Why Choose Spire.PDF?
| Traditional Solutions | Spire.PDF Solution |
|---|---|
| Require installed software (Adobe Reader, etc.) | Fully self‑contained .NET assembly |
| No or limited support for encrypted PDFs | Load password‑protected files with a single parameter |
| Complex COM interop, verbose code | Pure .NET API, clean and intuitive |
| Sparse or scattered documentation | Comprehensive API reference and examples |
Step‑by‑Step Tutorial
1. Environment Setup
Create a new .NET Console Application (supports .NET Framework 4.6.1+ or .NET Core 3.1+).

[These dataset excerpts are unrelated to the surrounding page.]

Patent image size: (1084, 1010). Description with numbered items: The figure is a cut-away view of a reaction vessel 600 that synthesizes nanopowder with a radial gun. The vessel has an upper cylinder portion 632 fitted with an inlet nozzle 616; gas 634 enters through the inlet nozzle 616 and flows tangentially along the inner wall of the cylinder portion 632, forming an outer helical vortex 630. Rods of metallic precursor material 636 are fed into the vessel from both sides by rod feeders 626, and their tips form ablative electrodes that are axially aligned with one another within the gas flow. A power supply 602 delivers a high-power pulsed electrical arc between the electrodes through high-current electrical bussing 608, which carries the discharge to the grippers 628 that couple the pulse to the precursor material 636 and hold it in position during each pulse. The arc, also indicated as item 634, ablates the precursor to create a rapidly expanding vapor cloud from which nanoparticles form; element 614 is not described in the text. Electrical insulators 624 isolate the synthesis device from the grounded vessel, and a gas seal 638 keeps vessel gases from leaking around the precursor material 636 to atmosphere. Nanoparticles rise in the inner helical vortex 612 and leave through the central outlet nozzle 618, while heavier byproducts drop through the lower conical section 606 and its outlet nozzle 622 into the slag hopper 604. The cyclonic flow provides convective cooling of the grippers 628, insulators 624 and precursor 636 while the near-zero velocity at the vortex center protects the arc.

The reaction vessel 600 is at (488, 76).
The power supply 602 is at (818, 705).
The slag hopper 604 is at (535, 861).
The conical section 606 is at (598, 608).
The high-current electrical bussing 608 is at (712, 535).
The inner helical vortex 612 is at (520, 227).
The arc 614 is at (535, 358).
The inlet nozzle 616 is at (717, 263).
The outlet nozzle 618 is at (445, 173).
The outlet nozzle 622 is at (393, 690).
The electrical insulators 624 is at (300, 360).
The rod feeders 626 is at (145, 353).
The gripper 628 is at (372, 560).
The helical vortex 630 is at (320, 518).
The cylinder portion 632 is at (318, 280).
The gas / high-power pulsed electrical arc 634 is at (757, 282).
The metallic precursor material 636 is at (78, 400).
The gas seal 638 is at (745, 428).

Then install the FreeSpire.PDF NuGet package:
Install-Package FreeSpire.PDF
Note: The free version processes up to 10 pages per document—ideal for personal or small‑scale projects.

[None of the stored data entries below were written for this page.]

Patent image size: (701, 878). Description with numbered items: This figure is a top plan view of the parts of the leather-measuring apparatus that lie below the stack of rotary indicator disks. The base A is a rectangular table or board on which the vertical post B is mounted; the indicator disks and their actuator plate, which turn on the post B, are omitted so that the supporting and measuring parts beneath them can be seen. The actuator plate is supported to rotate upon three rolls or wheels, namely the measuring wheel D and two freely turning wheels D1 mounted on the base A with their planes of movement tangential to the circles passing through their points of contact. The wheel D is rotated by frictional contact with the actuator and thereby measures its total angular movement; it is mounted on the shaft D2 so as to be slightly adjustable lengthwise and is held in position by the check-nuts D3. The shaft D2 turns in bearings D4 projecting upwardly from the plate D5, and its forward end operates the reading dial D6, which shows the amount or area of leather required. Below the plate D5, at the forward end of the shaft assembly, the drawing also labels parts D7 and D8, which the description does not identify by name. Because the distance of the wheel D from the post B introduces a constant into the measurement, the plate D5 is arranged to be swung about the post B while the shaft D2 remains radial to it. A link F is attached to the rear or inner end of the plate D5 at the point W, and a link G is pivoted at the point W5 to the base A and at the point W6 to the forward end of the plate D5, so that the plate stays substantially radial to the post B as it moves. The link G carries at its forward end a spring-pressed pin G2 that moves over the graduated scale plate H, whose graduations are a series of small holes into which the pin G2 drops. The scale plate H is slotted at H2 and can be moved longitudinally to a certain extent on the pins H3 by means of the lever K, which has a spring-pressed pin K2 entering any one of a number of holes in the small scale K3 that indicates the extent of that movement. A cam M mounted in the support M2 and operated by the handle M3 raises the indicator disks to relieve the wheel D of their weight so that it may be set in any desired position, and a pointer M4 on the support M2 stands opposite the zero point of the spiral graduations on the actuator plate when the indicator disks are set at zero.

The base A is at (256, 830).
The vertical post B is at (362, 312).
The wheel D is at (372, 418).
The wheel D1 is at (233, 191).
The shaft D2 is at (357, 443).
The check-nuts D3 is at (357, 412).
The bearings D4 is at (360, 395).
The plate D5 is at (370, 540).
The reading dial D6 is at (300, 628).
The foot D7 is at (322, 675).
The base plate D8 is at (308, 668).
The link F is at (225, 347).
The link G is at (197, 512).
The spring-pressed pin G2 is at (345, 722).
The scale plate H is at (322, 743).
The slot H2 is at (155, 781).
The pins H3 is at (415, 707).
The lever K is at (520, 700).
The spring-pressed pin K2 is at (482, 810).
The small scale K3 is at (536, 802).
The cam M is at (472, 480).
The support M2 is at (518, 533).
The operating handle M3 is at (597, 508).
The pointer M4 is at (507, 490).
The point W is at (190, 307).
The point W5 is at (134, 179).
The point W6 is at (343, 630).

2. Extract Text from a Single Page
The following example loads a PDF, extracts all text from a specific page, and saves it to a .txt file.
using System.IO;
using Spire.Pdf;
using Spire.Pdf.Texts;
namespace ExtractTextFromPage
{
class Program
{
static void Main(string[] args)
{
// 1. Load the PDF document
PdfDocument doc = new PdfDocument();
doc.LoadFromFile("Sample.pdf");
// 2. Get the desired page (0‑based index: Pages[1] = second page)

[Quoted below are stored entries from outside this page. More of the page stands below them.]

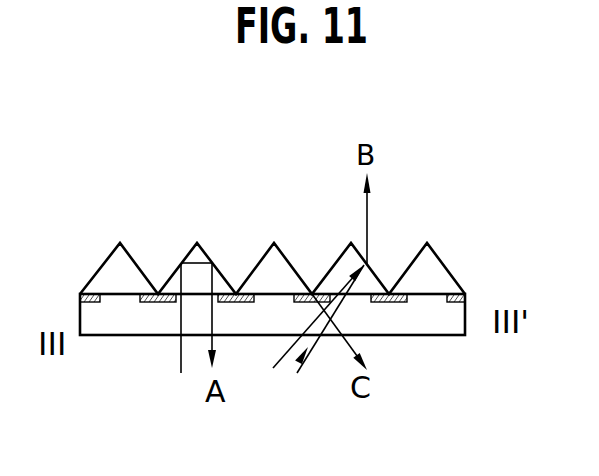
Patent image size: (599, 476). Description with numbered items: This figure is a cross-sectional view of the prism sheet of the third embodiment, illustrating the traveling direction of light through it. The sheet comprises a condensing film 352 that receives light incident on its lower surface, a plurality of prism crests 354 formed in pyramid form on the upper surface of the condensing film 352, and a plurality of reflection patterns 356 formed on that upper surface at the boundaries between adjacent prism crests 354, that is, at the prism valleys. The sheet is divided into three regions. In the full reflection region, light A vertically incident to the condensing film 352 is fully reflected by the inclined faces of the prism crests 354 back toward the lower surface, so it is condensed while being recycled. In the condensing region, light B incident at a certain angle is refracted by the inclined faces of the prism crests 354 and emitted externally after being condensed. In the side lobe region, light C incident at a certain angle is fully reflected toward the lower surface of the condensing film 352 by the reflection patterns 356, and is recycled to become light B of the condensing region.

The condensing film 352 is at (465, 325).
The prism crests 354 is at (437, 268).
The reflection patterns 356 is at (403, 298).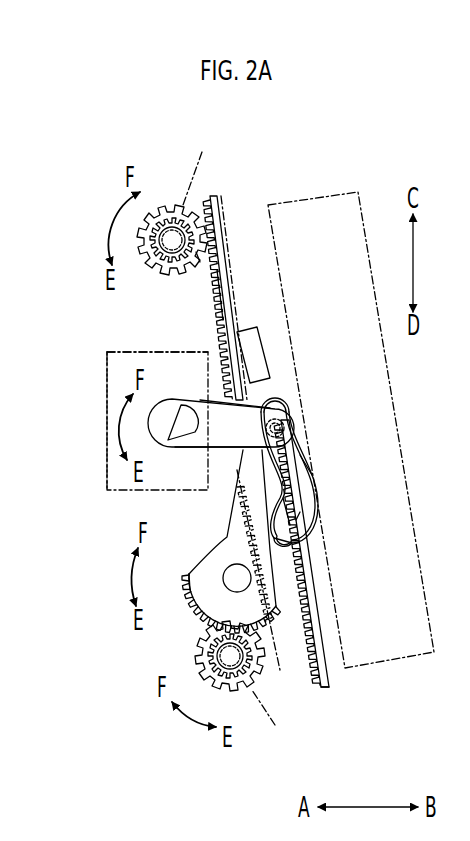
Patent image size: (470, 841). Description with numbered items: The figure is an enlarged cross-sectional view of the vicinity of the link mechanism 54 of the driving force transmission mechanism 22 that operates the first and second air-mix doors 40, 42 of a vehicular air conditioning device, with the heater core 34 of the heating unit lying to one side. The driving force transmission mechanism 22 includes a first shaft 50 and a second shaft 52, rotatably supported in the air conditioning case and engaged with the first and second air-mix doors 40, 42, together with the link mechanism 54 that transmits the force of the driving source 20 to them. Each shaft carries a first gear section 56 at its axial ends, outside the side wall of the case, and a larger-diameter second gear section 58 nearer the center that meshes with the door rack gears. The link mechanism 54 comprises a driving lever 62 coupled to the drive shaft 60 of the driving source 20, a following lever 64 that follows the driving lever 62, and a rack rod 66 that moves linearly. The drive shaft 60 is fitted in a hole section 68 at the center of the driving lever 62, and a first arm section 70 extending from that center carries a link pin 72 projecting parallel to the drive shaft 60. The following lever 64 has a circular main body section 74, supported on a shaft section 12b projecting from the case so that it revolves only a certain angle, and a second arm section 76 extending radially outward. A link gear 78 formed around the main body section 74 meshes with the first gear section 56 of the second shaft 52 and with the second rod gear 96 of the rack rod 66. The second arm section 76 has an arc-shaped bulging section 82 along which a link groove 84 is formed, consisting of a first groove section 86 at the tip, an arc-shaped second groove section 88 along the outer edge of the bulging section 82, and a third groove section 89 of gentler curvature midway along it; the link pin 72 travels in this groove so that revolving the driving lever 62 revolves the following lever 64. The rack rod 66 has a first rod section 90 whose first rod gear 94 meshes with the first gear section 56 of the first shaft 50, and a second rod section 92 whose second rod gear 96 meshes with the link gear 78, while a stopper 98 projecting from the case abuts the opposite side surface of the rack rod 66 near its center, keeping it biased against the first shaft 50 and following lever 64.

The shaft section 12b is at (228, 570).
The driving source 20 is at (108, 462).
The driving force transmission mechanism 22 is at (78, 400).
The heater core 34 is at (322, 190).
The first air-mix door 40 is at (223, 192).
The second air-mix door 42 is at (318, 583).
The first shaft 50 is at (201, 441).
The second shaft 52 is at (238, 699).
The link mechanism 54 is at (128, 342).
The first gear section 56 is at (165, 218).
The second gear section 58 is at (234, 441).
The drive shaft 60 is at (218, 419).
The driving lever 62 is at (183, 458).
The following lever 64 is at (305, 455).
The rack rod 66 is at (320, 595).
The hole section 68 is at (197, 427).
The first arm section 70 is at (222, 410).
The link pin 72 is at (292, 414).
The main body section 74 is at (214, 547).
The second arm section 76 is at (232, 478).
The link gear 78 is at (190, 590).
The bulging section 82 is at (354, 461).
The link groove 84 is at (310, 528).
The first groove section 86 is at (277, 396).
The second groove section 88 is at (327, 548).
The third groove section 89 is at (300, 512).
The first rod section 90 is at (224, 290).
The second rod section 92 is at (330, 690).
The first rod gear 94 is at (200, 273).
The second rod gear 96 is at (292, 628).
The stopper 98 is at (266, 340).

PdfPageBase page = doc.Pages[1];
// 3. Create a text extractor for the page
PdfTextExtractor textExtractor = new PdfTextExtractor(page);
// 4. Configure extraction options – here we extract all text
PdfTextExtractOptions extractOptions = new PdfTextExtractOptions
{
IsExtractAllText = true
};
// 5. Perform extraction
string text = textExtractor.ExtractText(extractOptions);
// 6. Write the result to a file
File.WriteAllText("Extracted_Single_Page_Text.txt", text);
// 7. Clean up
doc.Close();
}
}
}
Key points:
PdfTextExtractoris bound to a specific page.PdfTextExtractOptionslets you control the extraction area (entire page or a rectangle).ExtractText()returns a string containing all text from that page.
3. Advanced Techniques
Handling Encrypted PDFs
If the PDF is password‑protected, supply the password when loading:
doc.LoadFromFile("Encrypted.pdf", "password");
Extracting Text from All Pages
Loop through every page and concatenate the results:
StringBuilder allText = new StringBuilder();
foreach (PdfPageBase page in doc.Pages)
{
PdfTextExtractor extractor = new PdfTextExtractor(page);
PdfTextExtractOptions options = new PdfTextExtractOptions
{
IsExtractAllText = true
};
allText.AppendLine(extractor.ExtractText(options));
}
File.WriteAllText("Extracted_All_Pages_Text.txt", allText.ToString());
Extracting Text from a Specific Area
You can limit extraction to a rectangular region (coordinates in points, 1 point = 1/72 inch):
PdfTextExtractOptions options = new PdfTextExtractOptions();
options.ExtractArea = new System.Drawing.RectangleF(50, 100, 400, 300); // left, top, width, height
string areaText = textExtractor.ExtractText(options);
Integrating with Other Features
In real‑world projects, text extraction is often just one piece of a larger data pipeline. Spire.PDF provides additional capabilities that can be combined seamlessly:
Text + Format Extraction: Use
PdfTextFinderto locate text based on style (font, color, size) – perfect for extracting titles or keywords.Table Data Extraction:
PdfTableExtractorretrieves structured table data as aDataTableor two‑dimensional array.OCR for Scanned PDFs: Pair with the Spire.OCR library to perform optical character recognition on image‑based PDFs.
Conclusion
Free Spire.PDF for .NET removes the common barriers to PDF text extraction: no external dependencies, simple API, and built‑in support for encrypted files and area‑specific extraction. With just a few lines of C# code, you can automate text retrieval from PDFs and extend it to handle tables, formatting, or even scanned documents. This makes it an excellent choice for .NET developers building efficient, maintainable document processing solutions.